# Huon river pics



## Barrabeachy (Nov 25, 2007)

Thought i'd share a few pics from a trip a while back up the Huon river in Tassie! Managed a few atlantics and a resident brown!


















































































Cheers Barrabeachy


----------



## Scott (Aug 29, 2005)

Onya Barra. Nice Atlantic mate. I love how your Dog reacts when you are fighting a fish. Have you been doing any breaming?

Catch ya Scott


----------



## Barrabeachy (Nov 25, 2007)

No Breaming of late mate did managed a few prior to bubs being born though they were everywhere(spawning)! I have been chasing a few atlantics/searunners in the small south Eastern rivers during the white bait run! Picked up a nice double figure fish on 3pnd gear! 2nd fish of the year! Then started hitting the searunners on fly best going aroud the 4 pnd mark! Now i'm in between babysitting and doing a few walks up towards the nineteen lagoons some really nice fish up there and paddling out for a feed of flatchaps! All is well!
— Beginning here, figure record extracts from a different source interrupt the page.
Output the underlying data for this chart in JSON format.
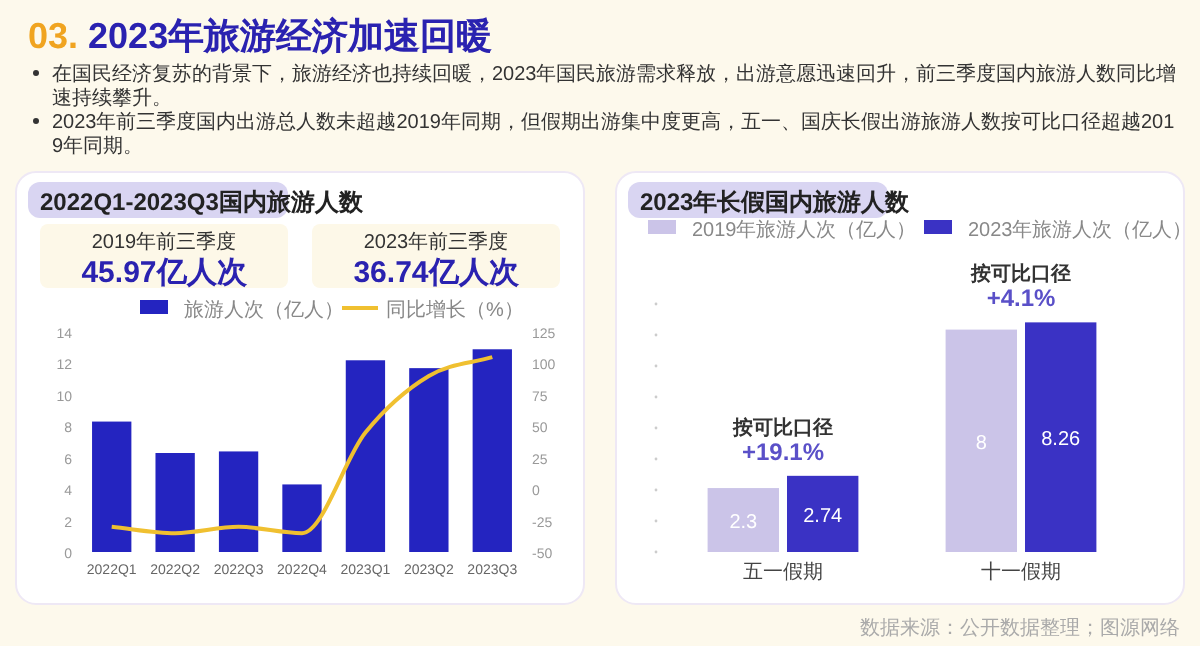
{
  "chart_data": [
    {
      "type": "other",
      "title": "03. 2023年旅游经济加速回暖",
      "annotations": [
        "在国民经济复苏的背景下，旅游经济也持续回暖，2023年国民旅游需求释放，出游意愿迅速回升，前三季度国内旅游人数同比增速持续攀升。",
        "2023年前三季度国内出游总人数未超越2019年同期，但假期出游集中度更高，五一、国庆长假出游旅游人数按可比口径超越2019年同期。",
        "数据来源：公开数据整理；图源网络"
      ]
    },
    {
      "type": "bar",
      "title": "2022Q1-2023Q3国内旅游人数",
      "annotations": [
        "2019年前三季度",
        "45.97亿人次",
        "2023年前三季度",
        "36.74亿人次"
      ],
      "categories": [
        "2022Q1",
        "2022Q2",
        "2022Q3",
        "2022Q4",
        "2023Q1",
        "2023Q2",
        "2023Q3"
      ],
      "series": [
        {
          "name": "旅游人次（亿人）",
          "type": "bar",
          "color": "#2424c0",
          "values": [
            8.3,
            6.3,
            6.4,
            4.3,
            12.2,
            11.7,
            12.9
          ]
        },
        {
          "name": "同比增长（%）",
          "type": "line",
          "axis": "y2",
          "color": "#f0c030",
          "values": [
            -30,
            -35,
            -30,
            -35,
            45,
            90,
            105
          ]
        }
      ],
      "ylim": [
        0,
        14
      ],
      "yticks": [
        0,
        2,
        4,
        6,
        8,
        10,
        12,
        14
      ],
      "y2lim": [
        -50,
        125
      ],
      "y2ticks": [
        -50,
        -25,
        0,
        25,
        50,
        75,
        100,
        125
      ],
      "legend": "top"
    },
    {
      "type": "bar",
      "title": "2023年长假国内旅游人数",
      "categories": [
        "五一假期",
        "十一假期"
      ],
      "series": [
        {
          "name": "2019年旅游人次（亿人）",
          "color": "#cbc4e8",
          "values": [
            2.3,
            8
          ]
        },
        {
          "name": "2023年旅游人次（亿人）",
          "color": "#3a32c4",
          "values": [
            2.74,
            8.26
          ]
        }
      ],
      "data_labels": true,
      "legend": "top",
      "tick_labels": "x",
      "annotations": [
        {
          "text": "按可比口径\n+19.1%",
          "x": "五一假期",
          "y": 2.74
        },
        {
          "text": "按可比口径\n+4.1%",
          "x": "十一假期",
          "y": 8.26
        }
      ]
    }
  ]
}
Keen to start posting a few trips loving the hobie!!!

Still chasing those makos??

Cheers Beachy


----------



## yakfly (Jun 8, 2006)

great pics Beachy


----------



## swampy (Nov 26, 2007)

Some nice fish there, I'm afraid my dog would be in the drink after the fish I dont think I could take him. 

Swampy


----------



## JD (Jul 2, 2006)

Great pics, you sure move around on the yak. I don't think my old bones would let me do that.


----------



## Wattie (Apr 30, 2007)

Mate there are some great fish, and the photos are magic 

Well done


----------



## abitfishy (Sep 24, 2006)

Takes me back to my Tassie holiday before I got into kayak fishing. What a beautiful place Tassie is, in particular down in the Huon Valley. Side note: If anyone heads that way, you must visit the Apple museum. Yes, you heard right, Apple Museum, but its a lot more interesting than it sounds. I was impressed and I'm not a 'museumy' type. :lol:


----------



## Y-Knot (Sep 26, 2006)

Top pictures barra, the water looks fantastic and i see the fishings great 8)


----------



## Blaen (Jul 4, 2006)

Nice one Barra,

Looks like it was a lot of fun up there. I love the Huon River some great spots throughout the length of it, as a matter a fact the whole river is pretty spectacular. (this has beenan unpaid public announcement for Tourism Tasmania) :lol:

The dog looks very comfortable on the front of the Outfitter, now my boy is older I am starting to wish I had gone that way now 

Wanna swap an Outback for an Outfitter :lol: :lol: :lol: :lol:       :? :? :?


----------



## paffoh (Aug 24, 2006)

Unreal mate, top work.

Dog looks very impressed, friggin love it man...

" Is this dinner master? Lemme help, lemme help! "


----------